Privacy in the physical world has been well understood and fairly non-controversial for thousands of years. We get it, for example, with clothing, doors, curtains and window shades. These each provide privacy by design, because they control visibility and access to our private places and spaces.

The virtual world, however, is very young, dating roughly back to 1995, when the first graphical browsers and ISPs came along. Thus, on the scale of civilization’s evolution, the Net is not only brand new, but in its infancy (the stage in life when it’s okay to go naked and pee and crap all over the place.) On the Net today, manners are almost completely absent. We see this, in a strange and mundane way, in corporate and government obsessions with gathering Big Data from consumers and citizens, mostly without their knowledge or conscious permission.

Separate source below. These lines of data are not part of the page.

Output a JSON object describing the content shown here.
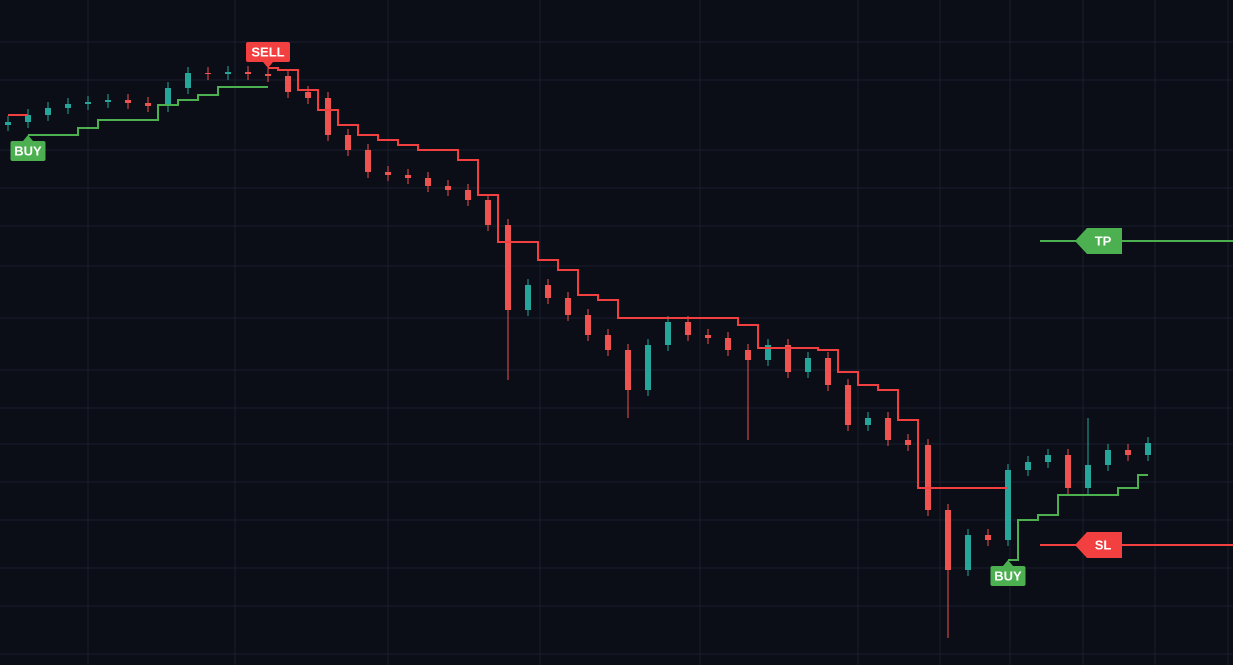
{
  "chart_data": {
    "type": "candlestick",
    "ylim": [
      0,
      665
    ],
    "up_color": "#26a69a",
    "down_color": "#ef5350",
    "open": [
      540,
      543,
      550,
      557,
      561,
      563,
      565,
      562,
      559,
      577,
      592,
      591,
      593,
      591,
      589,
      573,
      567,
      530,
      515,
      493,
      490,
      487,
      479,
      475,
      465,
      440,
      355,
      380,
      367,
      350,
      330,
      315,
      275,
      320,
      343,
      330,
      327,
      315,
      305,
      320,
      293,
      307,
      280,
      240,
      247,
      225,
      220,
      155,
      95,
      130,
      125,
      195,
      203,
      210,
      177,
      200,
      215,
      210
    ],
    "high": [
      549,
      556,
      563,
      567,
      569,
      571,
      571,
      568,
      583,
      598,
      598,
      599,
      599,
      597,
      595,
      579,
      573,
      536,
      521,
      499,
      496,
      493,
      485,
      481,
      471,
      446,
      386,
      386,
      373,
      356,
      336,
      321,
      326,
      349,
      349,
      336,
      333,
      321,
      326,
      326,
      313,
      313,
      286,
      253,
      253,
      231,
      226,
      161,
      136,
      136,
      201,
      209,
      216,
      216,
      247,
      221,
      221,
      228
    ],
    "low": [
      534,
      537,
      544,
      551,
      555,
      557,
      556,
      553,
      553,
      571,
      585,
      585,
      585,
      583,
      567,
      561,
      524,
      509,
      487,
      484,
      481,
      473,
      469,
      459,
      434,
      285,
      349,
      361,
      344,
      324,
      309,
      247,
      269,
      314,
      324,
      321,
      309,
      225,
      299,
      287,
      287,
      274,
      234,
      234,
      219,
      214,
      149,
      27,
      89,
      119,
      119,
      189,
      197,
      171,
      171,
      194,
      204,
      204
    ],
    "close": [
      543,
      550,
      557,
      561,
      563,
      565,
      562,
      559,
      577,
      592,
      591,
      593,
      591,
      589,
      573,
      567,
      530,
      515,
      493,
      490,
      487,
      479,
      475,
      465,
      440,
      355,
      380,
      367,
      350,
      330,
      315,
      275,
      320,
      343,
      330,
      327,
      315,
      305,
      320,
      293,
      307,
      280,
      240,
      247,
      225,
      220,
      155,
      95,
      130,
      125,
      195,
      203,
      210,
      177,
      200,
      215,
      210,
      222
    ],
    "series": [
      {
        "color": "#f23f3f",
        "values": [
          550,
          550,
          null,
          null,
          null,
          null,
          null,
          null,
          null,
          null,
          null,
          null,
          null,
          597,
          595,
          575,
          555,
          540,
          530,
          525,
          520,
          515,
          515,
          505,
          470,
          423,
          423,
          405,
          395,
          370,
          365,
          347,
          347,
          347,
          347,
          347,
          347,
          340,
          317,
          317,
          317,
          315,
          293,
          280,
          275,
          245,
          177,
          177,
          177,
          177,
          177,
          null,
          null,
          null,
          null,
          null,
          null,
          null
        ]
      },
      {
        "color": "#4caf50",
        "values": [
          null,
          530,
          530,
          530,
          537,
          545,
          545,
          545,
          560,
          565,
          570,
          578,
          578,
          578,
          null,
          null,
          null,
          null,
          null,
          null,
          null,
          null,
          null,
          null,
          null,
          null,
          null,
          null,
          null,
          null,
          null,
          null,
          null,
          null,
          null,
          null,
          null,
          null,
          null,
          null,
          null,
          null,
          null,
          null,
          null,
          null,
          null,
          null,
          null,
          null,
          105,
          145,
          150,
          170,
          170,
          170,
          177,
          190
        ]
      }
    ],
    "signals": [
      {
        "text": "BUY",
        "index": 1,
        "value": 530,
        "color": "#4caf50"
      },
      {
        "text": "SELL",
        "index": 13,
        "value": 597,
        "color": "#f23f3f"
      },
      {
        "text": "BUY",
        "index": 50,
        "value": 105,
        "color": "#4caf50"
      }
    ],
    "levels": [
      {
        "text": "TP",
        "value": 424,
        "color": "#4caf50"
      },
      {
        "text": "SL",
        "value": 120,
        "color": "#f23f3f"
      }
    ]
  }
}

Companies today are moving budget to the Chief Marketing Officer (a title that didn’t exist a decade ago), so she or he can hire IBM, or SAP or some other BigCo to paint million-point portraits of people, with a palette of pixels harvested by surveillance, all so they can throw better marketing guesswork at them.

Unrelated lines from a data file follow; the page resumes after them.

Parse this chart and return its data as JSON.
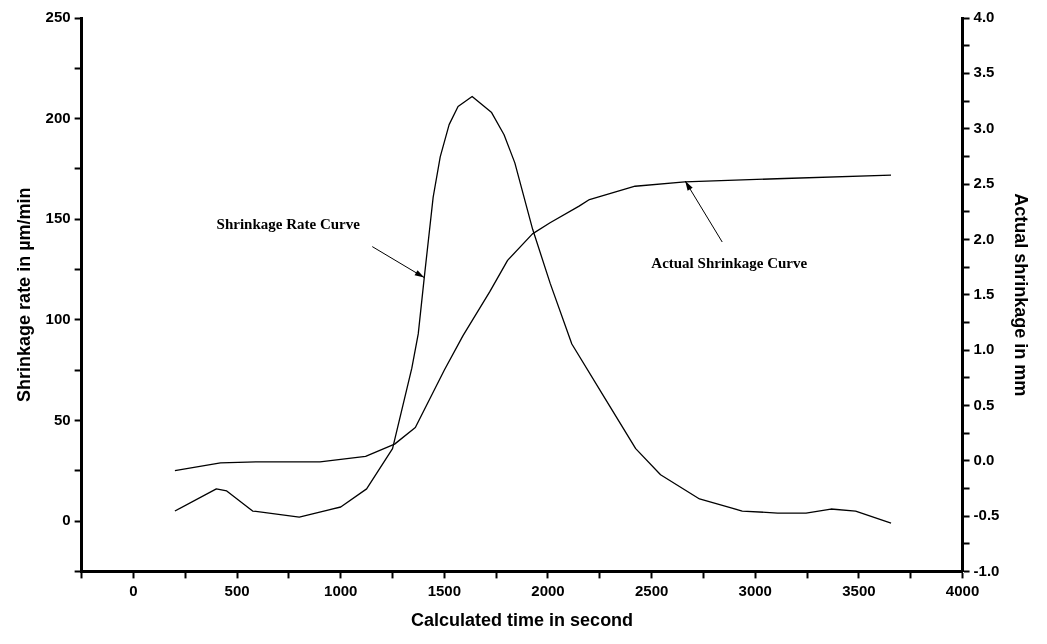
{
  "chart_data": {
    "type": "line",
    "xlabel": "Calculated time in second",
    "ylabel": "Shrinkage rate in µm/min",
    "y2label": "Actual shrinkage in mm",
    "xlim": [
      -250,
      4000
    ],
    "xticks": [
      {
        "value": -250,
        "label": null
      },
      0,
      {
        "value": 250,
        "label": null
      },
      500,
      {
        "value": 750,
        "label": null
      },
      1000,
      {
        "value": 1250,
        "label": null
      },
      1500,
      {
        "value": 1750,
        "label": null
      },
      2000,
      {
        "value": 2250,
        "label": null
      },
      2500,
      {
        "value": 2750,
        "label": null
      },
      3000,
      {
        "value": 3250,
        "label": null
      },
      3500,
      {
        "value": 3750,
        "label": null
      },
      4000
    ],
    "ylim": [
      -25,
      250
    ],
    "yticks": [
      {
        "value": -25,
        "label": null
      },
      0,
      {
        "value": 25,
        "label": null
      },
      50,
      {
        "value": 75,
        "label": null
      },
      100,
      {
        "value": 125,
        "label": null
      },
      150,
      {
        "value": 175,
        "label": null
      },
      200,
      {
        "value": 225,
        "label": null
      },
      250
    ],
    "y2lim": [
      -1,
      4
    ],
    "y2ticks": [
      {
        "value": -1,
        "label": "-1.0"
      },
      {
        "value": -0.75,
        "label": null
      },
      {
        "value": -0.5,
        "label": "-0.5"
      },
      {
        "value": -0.25,
        "label": null
      },
      {
        "value": 0,
        "label": "0.0"
      },
      {
        "value": 0.25,
        "label": null
      },
      {
        "value": 0.5,
        "label": "0.5"
      },
      {
        "value": 0.75,
        "label": null
      },
      {
        "value": 1,
        "label": "1.0"
      },
      {
        "value": 1.25,
        "label": null
      },
      {
        "value": 1.5,
        "label": "1.5"
      },
      {
        "value": 1.75,
        "label": null
      },
      {
        "value": 2,
        "label": "2.0"
      },
      {
        "value": 2.25,
        "label": null
      },
      {
        "value": 2.5,
        "label": "2.5"
      },
      {
        "value": 2.75,
        "label": null
      },
      {
        "value": 3,
        "label": "3.0"
      },
      {
        "value": 3.25,
        "label": null
      },
      {
        "value": 3.5,
        "label": "3.5"
      },
      {
        "value": 3.75,
        "label": null
      },
      {
        "value": 4,
        "label": "4.0"
      }
    ],
    "annotations": [
      {
        "text": "Shrinkage Rate Curve",
        "x": 1403,
        "y": 121
      },
      {
        "text": "Actual Shrinkage Curve",
        "x": 2662,
        "y": 169
      }
    ],
    "grid": false,
    "legend": false,
    "marker": "none",
    "line_style": "solid",
    "series": [
      {
        "color": "#000000",
        "x": [
          200,
          400,
          450,
          575,
          800,
          1000,
          1125,
          1250,
          1343,
          1374,
          1403,
          1446,
          1480,
          1523,
          1566,
          1634,
          1728,
          1788,
          1840,
          1926,
          2011,
          2115,
          2269,
          2423,
          2543,
          2731,
          2937,
          3108,
          3245,
          3365,
          3484,
          3655
        ],
        "values": [
          5,
          16,
          15,
          5,
          2,
          7,
          16,
          36,
          76,
          93,
          121,
          161,
          181,
          197,
          206,
          211,
          203,
          192,
          178,
          145,
          118,
          88,
          62,
          36,
          23,
          11,
          5,
          4,
          4,
          6,
          5,
          -1
        ]
      },
      {
        "color": "#000000",
        "axis": "y2",
        "x": [
          200,
          420,
          600,
          900,
          1120,
          1260,
          1360,
          1500,
          1590,
          1720,
          1805,
          1925,
          2010,
          2150,
          2200,
          2420,
          2660,
          3140,
          3655
        ],
        "values": [
          -0.09,
          -0.02,
          -0.01,
          -0.01,
          0.04,
          0.15,
          0.3,
          0.82,
          1.13,
          1.53,
          1.81,
          2.05,
          2.15,
          2.3,
          2.36,
          2.48,
          2.52,
          2.55,
          2.58
        ]
      }
    ]
  }
}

This isn’t new in marketing. It’s just an old practice (data-fed junk mail) that has fattened on Big Data and Big Fantasy. As a result we’re all drowning in guesswork, most of which is off the mark, no matter how well-understood we might be by the Big Data mills of the world.

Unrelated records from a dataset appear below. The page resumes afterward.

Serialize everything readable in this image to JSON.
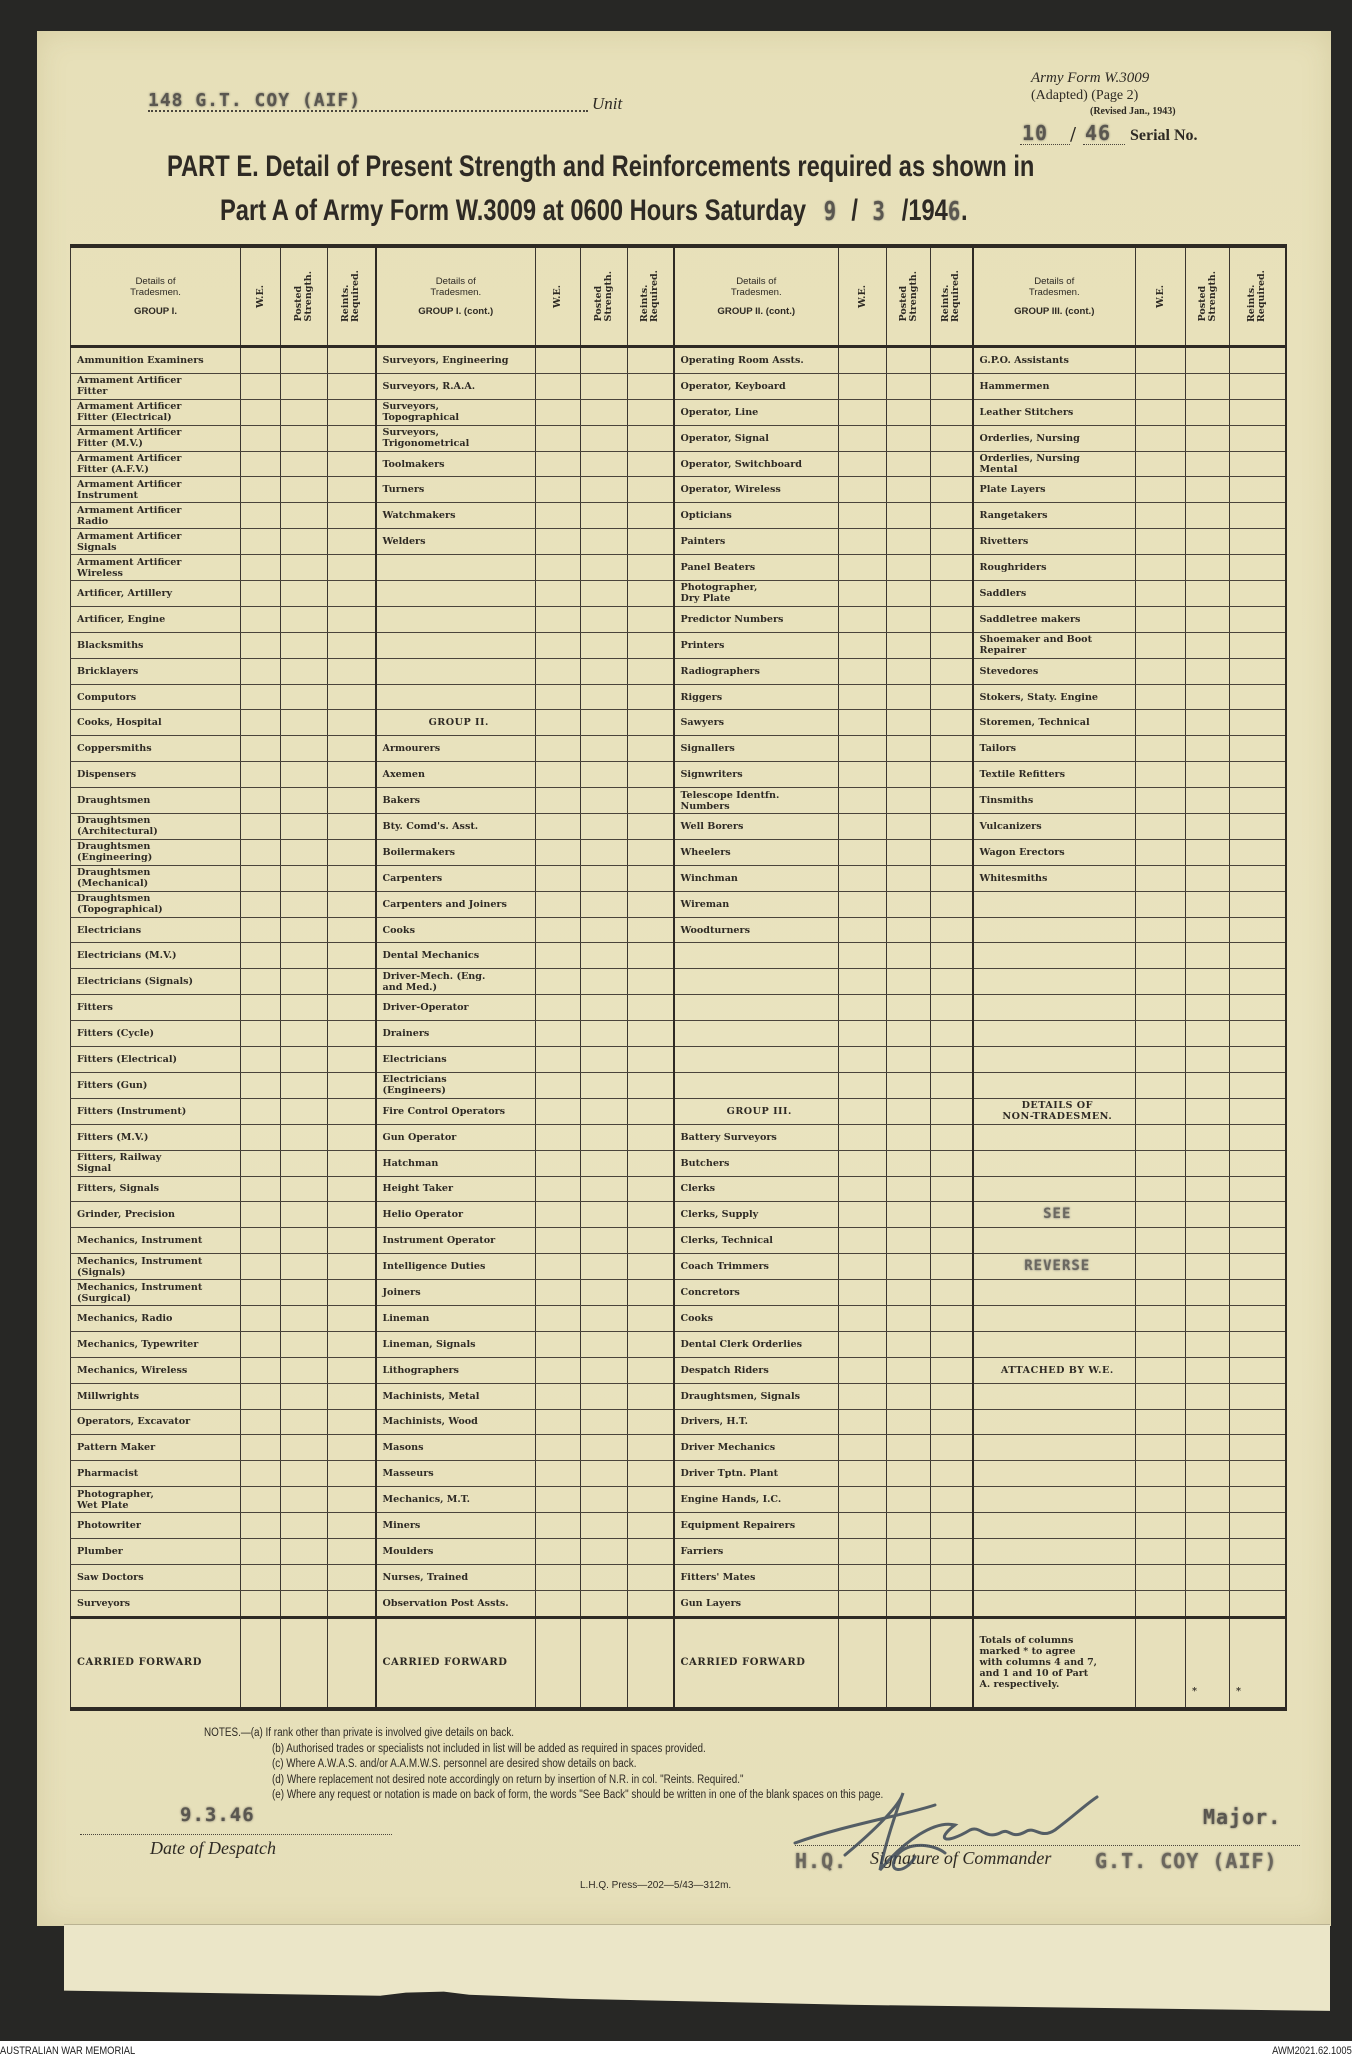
{
  "header": {
    "unit_value": "148 G.T. COY (AIF)",
    "unit_label": "Unit",
    "form_line1": "Army Form W.3009",
    "form_line2": "(Adapted) (Page 2)",
    "form_line3": "(Revised Jan., 1943)",
    "serial_a": "10",
    "serial_sep": "/",
    "serial_b": "46",
    "serial_label": "Serial No.",
    "title_line1": "PART E.  Detail of Present Strength and Reinforcements required as shown in",
    "title_line2_prefix": "Part A of Army Form W.3009 at 0600 Hours Saturday",
    "date_day": "9",
    "date_month": "3",
    "date_year_prefix": "/194",
    "date_year_digit": "6",
    "sep": "/",
    "period": "."
  },
  "table": {
    "subheads": {
      "we": "W.E.",
      "posted": "Posted\nStrength.",
      "reints": "Reints.\nRequired."
    },
    "columns": [
      {
        "title1": "Details of",
        "title2": "Tradesmen.",
        "group": "GROUP I.",
        "items": [
          "Ammunition Examiners",
          "Armament Artificer\nFitter",
          "Armament Artificer\nFitter (Electrical)",
          "Armament Artificer\nFitter (M.V.)",
          "Armament Artificer\nFitter (A.F.V.)",
          "Armament Artificer\nInstrument",
          "Armament Artificer\nRadio",
          "Armament Artificer\nSignals",
          "Armament Artificer\nWireless",
          "Artificer, Artillery",
          "Artificer, Engine",
          "Blacksmiths",
          "Bricklayers",
          "Computors",
          "Cooks, Hospital",
          "Coppersmiths",
          "Dispensers",
          "Draughtsmen",
          "Draughtsmen\n(Architectural)",
          "Draughtsmen\n(Engineering)",
          "Draughtsmen\n(Mechanical)",
          "Draughtsmen\n(Topographical)",
          "Electricians",
          "Electricians (M.V.)",
          "Electricians (Signals)",
          "Fitters",
          "Fitters (Cycle)",
          "Fitters (Electrical)",
          "Fitters (Gun)",
          "Fitters (Instrument)",
          "Fitters (M.V.)",
          "Fitters, Railway\nSignal",
          "Fitters, Signals",
          "Grinder, Precision",
          "Mechanics, Instrument",
          "Mechanics, Instrument\n(Signals)",
          "Mechanics, Instrument\n(Surgical)",
          "Mechanics, Radio",
          "Mechanics, Typewriter",
          "Mechanics, Wireless",
          "Millwrights",
          "Operators, Excavator",
          "Pattern Maker",
          "Pharmacist",
          "Photographer,\nWet Plate",
          "Photowriter",
          "Plumber",
          "Saw Doctors",
          "Surveyors"
        ],
        "footer": "CARRIED FORWARD"
      },
      {
        "title1": "Details of",
        "title2": "Tradesmen.",
        "group": "GROUP I. (cont.)",
        "items": [
          "Surveyors, Engineering",
          "Surveyors, R.A.A.",
          "Surveyors,\nTopographical",
          "Surveyors,\nTrigonometrical",
          "Toolmakers",
          "Turners",
          "Watchmakers",
          "Welders",
          "",
          "",
          "",
          "",
          "",
          "",
          {
            "heading": "GROUP II."
          },
          "Armourers",
          "Axemen",
          "Bakers",
          "Bty. Comd's. Asst.",
          "Boilermakers",
          "Carpenters",
          "Carpenters and Joiners",
          "Cooks",
          "Dental Mechanics",
          "Driver-Mech. (Eng.\nand Med.)",
          "Driver-Operator",
          "Drainers",
          "Electricians",
          "Electricians\n(Engineers)",
          "Fire Control Operators",
          "Gun Operator",
          "Hatchman",
          "Height Taker",
          "Helio Operator",
          "Instrument Operator",
          "Intelligence Duties",
          "Joiners",
          "Lineman",
          "Lineman, Signals",
          "Lithographers",
          "Machinists, Metal",
          "Machinists, Wood",
          "Masons",
          "Masseurs",
          "Mechanics, M.T.",
          "Miners",
          "Moulders",
          "Nurses, Trained",
          "Observation Post Assts."
        ],
        "footer": "CARRIED FORWARD"
      },
      {
        "title1": "Details of",
        "title2": "Tradesmen.",
        "group": "GROUP II. (cont.)",
        "items": [
          "Operating Room Assts.",
          "Operator, Keyboard",
          "Operator, Line",
          "Operator, Signal",
          "Operator, Switchboard",
          "Operator, Wireless",
          "Opticians",
          "Painters",
          "Panel Beaters",
          "Photographer,\nDry Plate",
          "Predictor Numbers",
          "Printers",
          "Radiographers",
          "Riggers",
          "Sawyers",
          "Signallers",
          "Signwriters",
          "Telescope Identfn.\nNumbers",
          "Well Borers",
          "Wheelers",
          "Winchman",
          "Wireman",
          "Woodturners",
          "",
          "",
          "",
          "",
          "",
          "",
          {
            "heading": "GROUP III."
          },
          "Battery Surveyors",
          "Butchers",
          "Clerks",
          "Clerks, Supply",
          "Clerks, Technical",
          "Coach Trimmers",
          "Concretors",
          "Cooks",
          "Dental Clerk Orderlies",
          "Despatch Riders",
          "Draughtsmen, Signals",
          "Drivers, H.T.",
          "Driver Mechanics",
          "Driver Tptn. Plant",
          "Engine Hands, I.C.",
          "Equipment Repairers",
          "Farriers",
          "Fitters' Mates",
          "Gun Layers"
        ],
        "footer": "CARRIED FORWARD"
      },
      {
        "title1": "Details of",
        "title2": "Tradesmen.",
        "group": "GROUP III. (cont.)",
        "items": [
          "G.P.O. Assistants",
          "Hammermen",
          "Leather Stitchers",
          "Orderlies, Nursing",
          "Orderlies, Nursing\nMental",
          "Plate Layers",
          "Rangetakers",
          "Rivetters",
          "Roughriders",
          "Saddlers",
          "Saddletree makers",
          "Shoemaker and Boot\nRepairer",
          "Stevedores",
          "Stokers, Staty. Engine",
          "Storemen, Technical",
          "Tailors",
          "Textile Refitters",
          "Tinsmiths",
          "Vulcanizers",
          "Wagon Erectors",
          "Whitesmiths",
          "",
          "",
          "",
          "",
          "",
          "",
          "",
          "",
          {
            "heading": "DETAILS OF\nNON-TRADESMEN."
          },
          "",
          "",
          "",
          {
            "stamp": "SEE"
          },
          "",
          {
            "stamp": "REVERSE"
          },
          "",
          "",
          "",
          {
            "heading": "ATTACHED BY W.E."
          },
          "",
          "",
          "",
          "",
          "",
          "",
          "",
          "",
          ""
        ],
        "footer": "Totals of columns\nmarked  *  to agree\nwith columns 4 and 7,\nand 1 and 10 of Part\nA.  respectively.",
        "footer_marks": [
          "*",
          "*"
        ]
      }
    ]
  },
  "notes": [
    "NOTES.—(a) If rank other than private is involved give details on back.",
    "(b) Authorised trades or specialists not included in list will be added as required in spaces provided.",
    "(c) Where A.W.A.S. and/or A.A.M.W.S. personnel are desired show details on back.",
    "(d) Where replacement not desired note accordingly on return by insertion of N.R. in col. \"Reints. Required.\"",
    "(e) Where any request or notation is made on back of form, the words \"See Back\" should be written in one of the blank spaces on this page."
  ],
  "footer": {
    "despatch_date": "9.3.46",
    "despatch_label": "Date of Despatch",
    "rank": "Major.",
    "signature_label": "Signature of Commander",
    "stamp_left": "H.Q.",
    "stamp_right": "G.T. COY (AIF)",
    "printer": "L.H.Q. Press—202—5/43—312m."
  },
  "credit": {
    "left": "AUSTRALIAN WAR MEMORIAL",
    "right": "AWM2021.62.1005"
  },
  "colors": {
    "paper": "#e7e0b9",
    "ink": "#2e2a24",
    "background": "#272725",
    "signature_ink": "#3a4756"
  }
}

Normally we would look to government to help us comprehend, guide and control infrastructures on which we utterly depend. (e.g. electricity, gas, water, sewage treatment, roads and bridges). But no one entity, including government, can begin to comprehend, much less monitor and regulate, the wild and wooly thing the Net has become (even at its lower layers), especially when so much of what we do with it depends on inside giant black or near-black boxes (Google, Facebook, Twitter, et. al.). But, thanks to Edward Snowden, we now know that the U.S. government itself — via the NSA and who knows what else — is doing the same thing, and also muscling private sector companies to cooperate with them.

But that’s a problem endemic to what Gore Vidal called the “national security state”, and plain old market forces won’t have much influence on it. Democratic and political ones will, but they’re not on the table here.

At Customer Commons, our table is the marketplace, and our role in it as customers. Whatever else we do, it can’t hurt to recognize and expose practices that are just plain rude.